Patient samples
Totally, the clinical liver tissue samples were acquired from surgical resection without preoperative treatment at Tongji Hospital of Tongji Medical College, Huazhong University of Science and Technology (HUST) (Wuhan, China). Hematoxylin and eosin (H&E) from the paraffin-embedded 5 μm thick slides were performed on the samples. Liver tissues were examined by pathologists experienced in liver diseases. Then, the liver tissues were classified according to the degree of fibrosis, S represents the stage of liver fibrosis. Written informed consent forms were provided and communicated to all patients. This study was approved by the Ethics Committee of Tongji Hospital, and it is compliant with the guidelines of the Declaration of Helsinki.
Animals and animal models
All animal procedures were performed following the Guide for the Care and Use of Laboratory Animals and standards articulated in the Animal Research: Reporting of In Vivo Experiments. All animal experiments were approved by the Committee on the Tongji Hospital of Tongji Medical College, Huazhong University of Science and Technology. The C57BL/6 mice (male, 6 weeks old) were housed and cared for according to the institutional guidelines for animal care.
For CCl4-induced liver fibrosis model (n = 8 each group), 25% CCl4 was dissolved using olive oil, and then, the mice were intraperitoneally injected with CCl4 (0.5 ml/kg body weight, twice per week for 4 or 8 weeks) or an equivalent amount of olive oil. Two days after the last injection, the mice were sacrificed, and livers were obtained for further study.
For HFD-induced NAFLD model (n = 8 each group), mice were given either a standard chow diet as control or an high-fat diet (HFD) diet with 60% kcal from fat for 16 weeks.
For MCD-induced NAFLD model (n = 8 each group), mice were given a methionine/choline-deficient (MCD) diet and normal chow (NC) as control. After 4 weeks of feeding, the mice were sacrificed, and livers were obtained for further study.
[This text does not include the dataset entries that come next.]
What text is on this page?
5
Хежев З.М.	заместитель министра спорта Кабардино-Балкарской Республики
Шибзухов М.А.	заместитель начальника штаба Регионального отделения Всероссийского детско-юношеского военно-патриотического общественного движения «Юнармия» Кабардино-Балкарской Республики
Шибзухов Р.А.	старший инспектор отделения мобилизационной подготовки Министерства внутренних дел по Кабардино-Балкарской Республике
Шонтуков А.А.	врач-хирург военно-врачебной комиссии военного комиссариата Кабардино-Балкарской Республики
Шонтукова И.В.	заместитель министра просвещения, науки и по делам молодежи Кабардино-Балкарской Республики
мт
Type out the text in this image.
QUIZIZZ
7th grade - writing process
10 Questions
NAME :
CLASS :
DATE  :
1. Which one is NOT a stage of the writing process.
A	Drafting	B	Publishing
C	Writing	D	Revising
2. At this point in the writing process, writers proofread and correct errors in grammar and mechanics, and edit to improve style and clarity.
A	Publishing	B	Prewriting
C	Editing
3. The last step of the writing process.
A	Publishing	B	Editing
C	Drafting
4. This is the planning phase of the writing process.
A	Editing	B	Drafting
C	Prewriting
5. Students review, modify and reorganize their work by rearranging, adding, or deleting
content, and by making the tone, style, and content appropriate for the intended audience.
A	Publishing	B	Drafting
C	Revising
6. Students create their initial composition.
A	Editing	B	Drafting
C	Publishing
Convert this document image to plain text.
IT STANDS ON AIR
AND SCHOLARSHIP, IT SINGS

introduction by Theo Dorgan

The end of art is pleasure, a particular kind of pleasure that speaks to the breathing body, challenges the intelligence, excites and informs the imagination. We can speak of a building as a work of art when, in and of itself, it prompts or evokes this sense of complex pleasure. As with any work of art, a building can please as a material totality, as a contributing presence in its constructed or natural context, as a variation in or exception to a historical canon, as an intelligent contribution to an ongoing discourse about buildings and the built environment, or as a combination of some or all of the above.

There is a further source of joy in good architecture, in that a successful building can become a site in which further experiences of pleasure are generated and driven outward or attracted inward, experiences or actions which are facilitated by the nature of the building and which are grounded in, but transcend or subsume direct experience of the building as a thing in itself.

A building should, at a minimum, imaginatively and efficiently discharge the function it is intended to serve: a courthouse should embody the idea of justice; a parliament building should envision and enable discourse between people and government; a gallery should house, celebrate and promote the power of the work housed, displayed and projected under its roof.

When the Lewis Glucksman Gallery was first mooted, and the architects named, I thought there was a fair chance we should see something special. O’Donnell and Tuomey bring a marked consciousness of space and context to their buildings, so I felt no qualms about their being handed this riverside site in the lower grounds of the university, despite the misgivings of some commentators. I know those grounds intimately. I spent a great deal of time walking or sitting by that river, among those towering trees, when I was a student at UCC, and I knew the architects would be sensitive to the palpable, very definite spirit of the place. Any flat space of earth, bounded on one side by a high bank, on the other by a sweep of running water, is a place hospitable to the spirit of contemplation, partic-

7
For the ethanol-induced AFLD model (n = 8 each group), modeling process consists of three phases: liquid feed adaptation period (5 days), modeling period (10 days), and gavage (1 time), which takes 16 days in total. In the first period, all mice were fed the control Lieber-DeCarli diet without restraint. In the second period, the ethanol feeding group was given an ethanol Lieber-DeCarli diet containing 5% alcohol, and the control group was given feeding according to the average intake of the experimental group for 10 days. On day 16, when the gavage was administered mice were treated with a large dose of isocaloric ethanol (5 g/kg body weight). For the control groups, a control liquid diet and then added dextrin in the final stage. After 9 h, the mice were sacrificed, then livers were used for further study.
Immunofluorescence and image analysis
Immunofluorescence was detected on 5-μm-thick. Baking at 60 °C for an hour, the tissue sections were deparaffinized in xylene and dehydrated by gradient ethanol immersion. Then 3% (vol/vol) hydrogen peroxide was used to block endogenous peroxidase activity. The sections were incubated with mixed primary antibodies overnight in a humid chamber at 4 ℃. Then, multiple fluorescence-labeled secondary antibodies from different species had incubated in sections for 45 min at room temperature. The clinical liver tissues were stained for CD68 (OriGene Technologies, TA802949S, 1:200), CD206 (R&D SYSTEMS, # P22897, 1:200) and α-SMA (Abcam, ab124964, 1:200), DAPI (Promoter, Wuhan, China) was used to stain the nuclei. The mouse liver tissues were stained for F4/80 (ThermoFisher, #14-4801-82, 1:200), CD206 (R&D SYSTEMS, AF2535, 1:200) and α-SMA (Abcam, ab124964, 1:200). Digital images were obtained using a fluorescence microscope (Olympus, Japan). Images were gathered on a fluorescence microscope from single MMT cells co-expressing F4/80 (or CD68), α-SMA and CD206. Five high-power fields were randomly selected from the image, and then double or triple-positive cells were counted as per square millimeter by Image J.
Statistical analysis
All data are recorded as the mean ± S.D. Statistical analyses using one-way analysis of variance (ANOVA), followed by Tukey's post hoc tests using GraphPad Prism 5, P ≤ 0.05 was considered as statistically significant.